The stability and performance of halide perovskite photovoltaic devices are critically limited by progressive defect generation and associated local non-radiative losses during operation. Self-healing of defects provides a promising pathway to prolong device functionality, yet the underlying microscopic mechanisms remain poorly understood, particularly the role of interfacial chemistry on trap dynamics and healing kinetics. Here, we elucidate self-healing and defect evolution in triple-cation mixed halide (TCMH) perovskite films and their device-relevant charge transport layer heterostructures subjected to photo-induced damage. Using correlation clustering imaging (CLIM), our recently developed local functional imaging tool, we map spatiotemporal photoluminescence heterogeneity to track defect dynamics in pristine and heterostructure films. The defect healing follows bi-phasic kinetics, with an initial electronic relaxation (tens of minutes) and a subsequent slower phase (~ hours) associated to ionic and lattice rearrangement.

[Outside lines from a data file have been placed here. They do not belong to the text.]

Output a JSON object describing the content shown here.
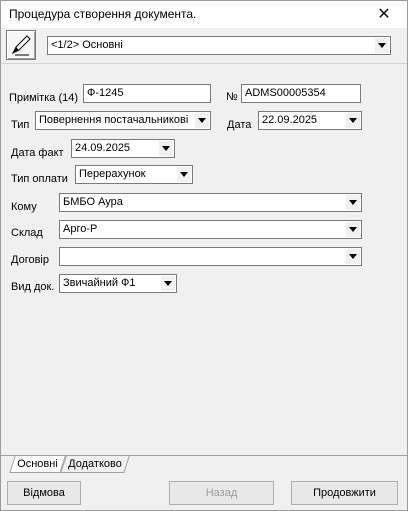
{
  "window": {
    "title": "Процедура створення документа."
  },
  "header": {
    "step_value": "<1/2> Основні"
  },
  "form": {
    "note_label": "Примітка (14)",
    "note_value": "Ф-1245",
    "number_label": "№",
    "number_value": "ADMS00005354",
    "type_label": "Тип",
    "type_value": "Повернення постачальникові",
    "date_label": "Дата",
    "date_value": "22.09.2025",
    "actual_date_label": "Дата факт",
    "actual_date_value": "24.09.2025",
    "payment_type_label": "Тип оплати",
    "payment_type_value": "Перерахунок",
    "recipient_label": "Кому",
    "recipient_value": "БМБО Аура",
    "warehouse_label": "Склад",
    "warehouse_value": "Арго-Р",
    "contract_label": "Договір",
    "contract_value": "",
    "doc_kind_label": "Вид док.",
    "doc_kind_value": "Звичайний Ф1"
  },
  "tabs": [
    {
      "label": "Основні",
      "active": true
    },
    {
      "label": "Додатково",
      "active": false
    }
  ],
  "buttons": {
    "cancel": "Відмова",
    "back": "Назад",
    "next": "Продовжити"
  }
}
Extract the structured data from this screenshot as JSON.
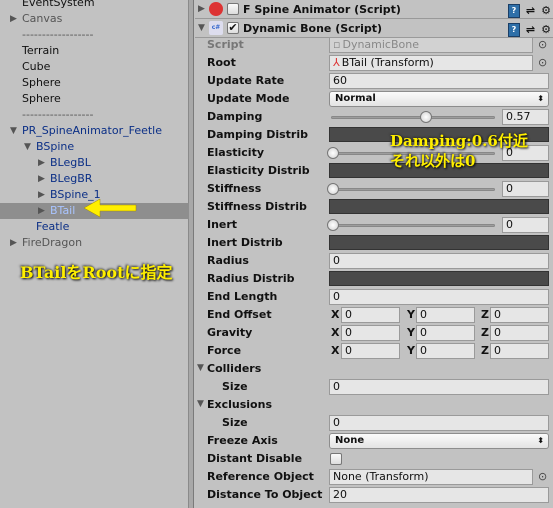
{
  "hierarchy": {
    "items": [
      {
        "label": "EventSystem",
        "indent": 0,
        "arrow": false,
        "color": "normal"
      },
      {
        "label": "Canvas",
        "indent": 0,
        "arrow": "right",
        "color": "gray"
      },
      {
        "label": "------------------",
        "indent": 0,
        "arrow": false,
        "color": "gray"
      },
      {
        "label": "Terrain",
        "indent": 0,
        "arrow": false,
        "color": "normal"
      },
      {
        "label": "Cube",
        "indent": 0,
        "arrow": false,
        "color": "normal"
      },
      {
        "label": "Sphere",
        "indent": 0,
        "arrow": false,
        "color": "normal"
      },
      {
        "label": "Sphere",
        "indent": 0,
        "arrow": false,
        "color": "normal"
      },
      {
        "label": "------------------",
        "indent": 0,
        "arrow": false,
        "color": "gray"
      },
      {
        "label": "PR_SpineAnimator_Feetle",
        "indent": 0,
        "arrow": "down",
        "color": "blue"
      },
      {
        "label": "BSpine",
        "indent": 1,
        "arrow": "down",
        "color": "blue"
      },
      {
        "label": "BLegBL",
        "indent": 2,
        "arrow": "right",
        "color": "blue"
      },
      {
        "label": "BLegBR",
        "indent": 2,
        "arrow": "right",
        "color": "blue"
      },
      {
        "label": "BSpine_1",
        "indent": 2,
        "arrow": "right",
        "color": "blue"
      },
      {
        "label": "BTail",
        "indent": 2,
        "arrow": "right",
        "color": "selblue",
        "selected": true
      },
      {
        "label": "Featle",
        "indent": 1,
        "arrow": false,
        "color": "blue"
      },
      {
        "label": "FireDragon",
        "indent": 0,
        "arrow": "right",
        "color": "gray"
      }
    ],
    "annotation": "BTailをRootに指定"
  },
  "inspector": {
    "components": [
      {
        "title": "F Spine Animator (Script)",
        "enabled": false,
        "expanded": false,
        "icon": "spine-animator-icon"
      },
      {
        "title": "Dynamic Bone (Script)",
        "enabled": true,
        "expanded": true,
        "icon": "csharp-script-icon"
      }
    ],
    "annotation_line1": "Damping:0.6付近",
    "annotation_line2": "それ以外は0",
    "rows": [
      {
        "label": "Script",
        "type": "object",
        "value": "DynamicBone",
        "disabled": true
      },
      {
        "label": "Root",
        "type": "object",
        "value": "BTail (Transform)",
        "icon": "transform-icon"
      },
      {
        "label": "Update Rate",
        "type": "field",
        "value": "60"
      },
      {
        "label": "Update Mode",
        "type": "dropdown",
        "value": "Normal"
      },
      {
        "label": "Damping",
        "type": "slider",
        "value": "0.57",
        "fraction": 0.57
      },
      {
        "label": "Damping Distrib",
        "type": "curve"
      },
      {
        "label": "Elasticity",
        "type": "slider",
        "value": "0",
        "fraction": 0
      },
      {
        "label": "Elasticity Distrib",
        "type": "curve"
      },
      {
        "label": "Stiffness",
        "type": "slider",
        "value": "0",
        "fraction": 0
      },
      {
        "label": "Stiffness Distrib",
        "type": "curve"
      },
      {
        "label": "Inert",
        "type": "slider",
        "value": "0",
        "fraction": 0
      },
      {
        "label": "Inert Distrib",
        "type": "curve"
      },
      {
        "label": "Radius",
        "type": "field",
        "value": "0"
      },
      {
        "label": "Radius Distrib",
        "type": "curve"
      },
      {
        "label": "End Length",
        "type": "field",
        "value": "0"
      },
      {
        "label": "End Offset",
        "type": "vector",
        "x": "0",
        "y": "0",
        "z": "0"
      },
      {
        "label": "Gravity",
        "type": "vector",
        "x": "0",
        "y": "0",
        "z": "0"
      },
      {
        "label": "Force",
        "type": "vector",
        "x": "0",
        "y": "0",
        "z": "0"
      },
      {
        "label": "Colliders",
        "type": "foldout"
      },
      {
        "label": "Size",
        "type": "field",
        "value": "0",
        "indent": true
      },
      {
        "label": "Exclusions",
        "type": "foldout"
      },
      {
        "label": "Size",
        "type": "field",
        "value": "0",
        "indent": true
      },
      {
        "label": "Freeze Axis",
        "type": "dropdown",
        "value": "None"
      },
      {
        "label": "Distant Disable",
        "type": "checkbox",
        "checked": false
      },
      {
        "label": "Reference Object",
        "type": "object",
        "value": "None (Transform)"
      },
      {
        "label": "Distance To Object",
        "type": "field",
        "value": "20"
      }
    ],
    "axis_labels": {
      "x": "X",
      "y": "Y",
      "z": "Z"
    }
  },
  "colors": {
    "annotation": "#ffef00",
    "selection": "#8e8e8e",
    "curve": "#4a4a4a"
  }
}
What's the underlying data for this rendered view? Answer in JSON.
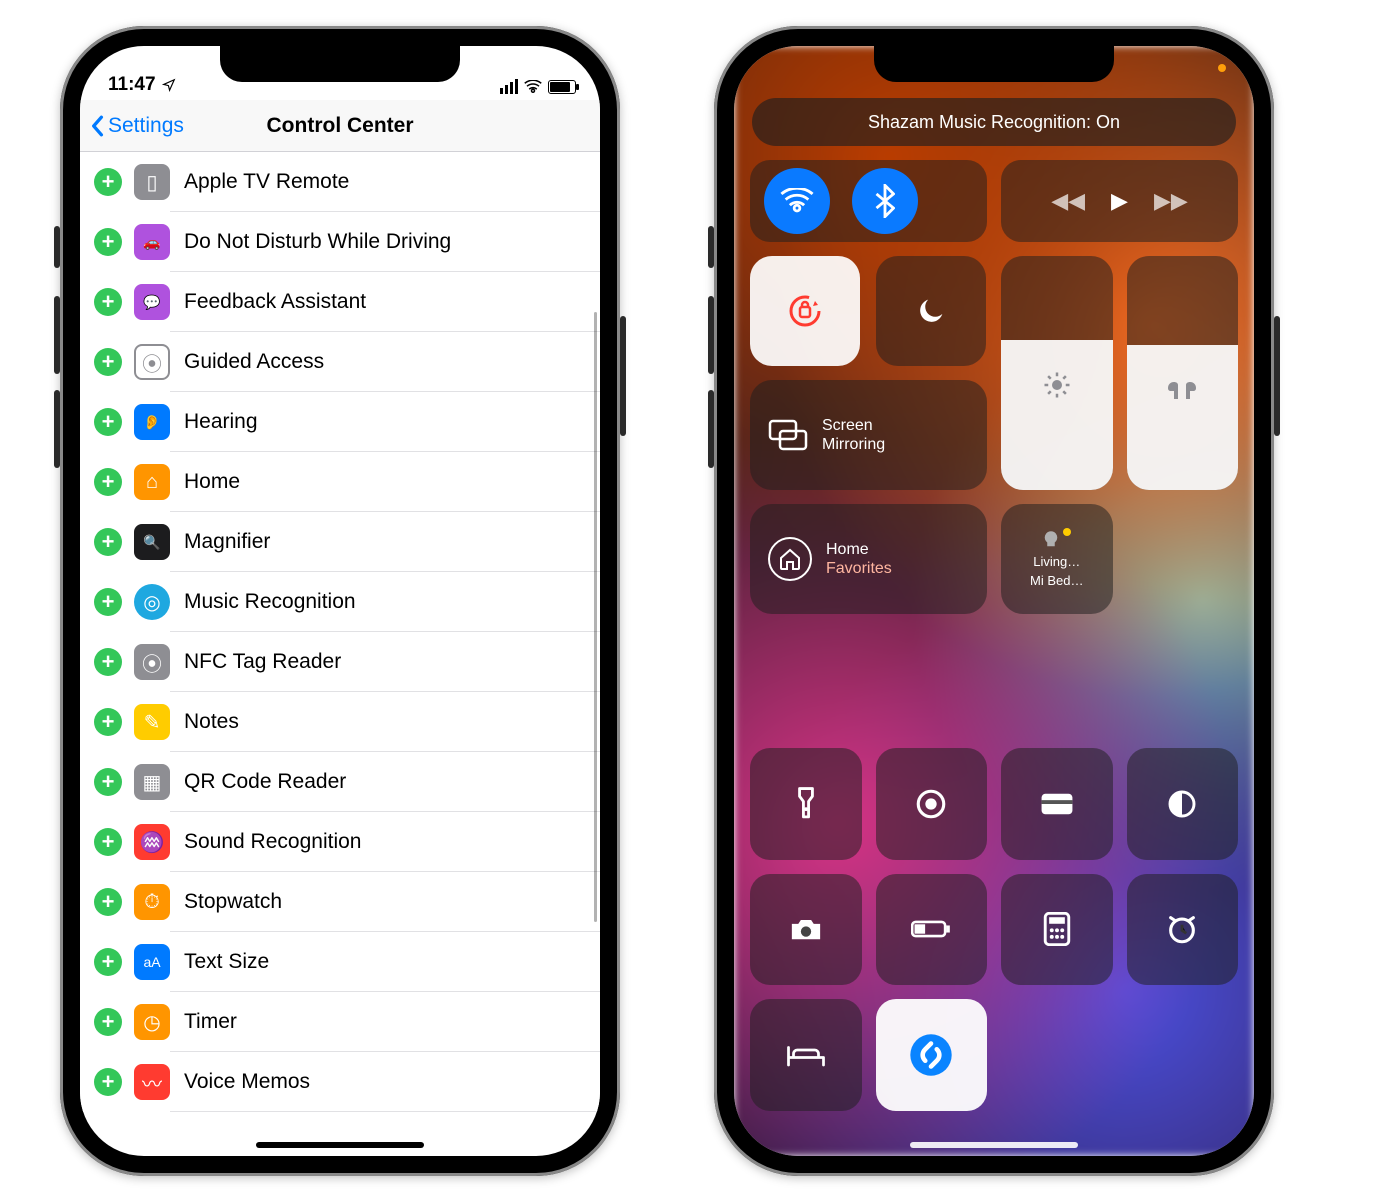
{
  "left_phone": {
    "status": {
      "time": "11:47"
    },
    "navbar": {
      "back_label": "Settings",
      "title": "Control Center"
    },
    "items": [
      {
        "label": "Apple TV Remote",
        "icon": "remote-icon",
        "icon_class": "ic-grey",
        "glyph": "▯"
      },
      {
        "label": "Do Not Disturb While Driving",
        "icon": "car-icon",
        "icon_class": "ic-purple",
        "glyph": "🚗"
      },
      {
        "label": "Feedback Assistant",
        "icon": "feedback-icon",
        "icon_class": "ic-purple",
        "glyph": "💬"
      },
      {
        "label": "Guided Access",
        "icon": "guided-icon",
        "icon_class": "ic-border",
        "glyph": "⦿"
      },
      {
        "label": "Hearing",
        "icon": "hearing-icon",
        "icon_class": "ic-blue",
        "glyph": "👂"
      },
      {
        "label": "Home",
        "icon": "home-icon",
        "icon_class": "ic-orange",
        "glyph": "⌂"
      },
      {
        "label": "Magnifier",
        "icon": "magnifier-icon",
        "icon_class": "ic-black",
        "glyph": "🔍"
      },
      {
        "label": "Music Recognition",
        "icon": "shazam-icon",
        "icon_class": "ic-cyan",
        "glyph": "◎"
      },
      {
        "label": "NFC Tag Reader",
        "icon": "nfc-icon",
        "icon_class": "ic-grey",
        "glyph": "⦿"
      },
      {
        "label": "Notes",
        "icon": "notes-icon",
        "icon_class": "ic-yellow",
        "glyph": "✎"
      },
      {
        "label": "QR Code Reader",
        "icon": "qr-icon",
        "icon_class": "ic-grey",
        "glyph": "▦"
      },
      {
        "label": "Sound Recognition",
        "icon": "sound-icon",
        "icon_class": "ic-red",
        "glyph": "♒"
      },
      {
        "label": "Stopwatch",
        "icon": "stopwatch-icon",
        "icon_class": "ic-orange",
        "glyph": "⏱"
      },
      {
        "label": "Text Size",
        "icon": "textsize-icon",
        "icon_class": "ic-blue",
        "glyph": "aA"
      },
      {
        "label": "Timer",
        "icon": "timer-icon",
        "icon_class": "ic-orange",
        "glyph": "◷"
      },
      {
        "label": "Voice Memos",
        "icon": "voicememos-icon",
        "icon_class": "ic-red",
        "glyph": "〰"
      }
    ]
  },
  "right_phone": {
    "toast": "Shazam Music Recognition: On",
    "screen_mirror": {
      "title": "Screen",
      "subtitle": "Mirroring"
    },
    "home_tile": {
      "title": "Home",
      "subtitle": "Favorites"
    },
    "scene_tile": {
      "line1": "Living…",
      "line2": "Mi Bed…"
    },
    "small_tiles": [
      {
        "name": "flashlight-tile",
        "glyph": "flashlight"
      },
      {
        "name": "screenrecord-tile",
        "glyph": "record"
      },
      {
        "name": "wallet-tile",
        "glyph": "wallet"
      },
      {
        "name": "darkmode-tile",
        "glyph": "darkmode"
      },
      {
        "name": "camera-tile",
        "glyph": "camera"
      },
      {
        "name": "lowpower-tile",
        "glyph": "battery"
      },
      {
        "name": "calculator-tile",
        "glyph": "calculator"
      },
      {
        "name": "alarm-tile",
        "glyph": "alarm"
      },
      {
        "name": "sleep-tile",
        "glyph": "bed"
      },
      {
        "name": "shazam-tile",
        "glyph": "shazam",
        "light": true
      }
    ]
  }
}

Most importantly, our results demonstrate that the chemical nature of charge-transport layers modulates trap activity, healing kinetics, and halide redistribution, with heterostructures exhibiting faster recovery than pristine films, a boon for device resilience. These findings provide new insights into the dynamic interaction between defects, interfaces, and ion migration, and establish a framework for rational design of durable, next-generation perovskite optoelectronic devices.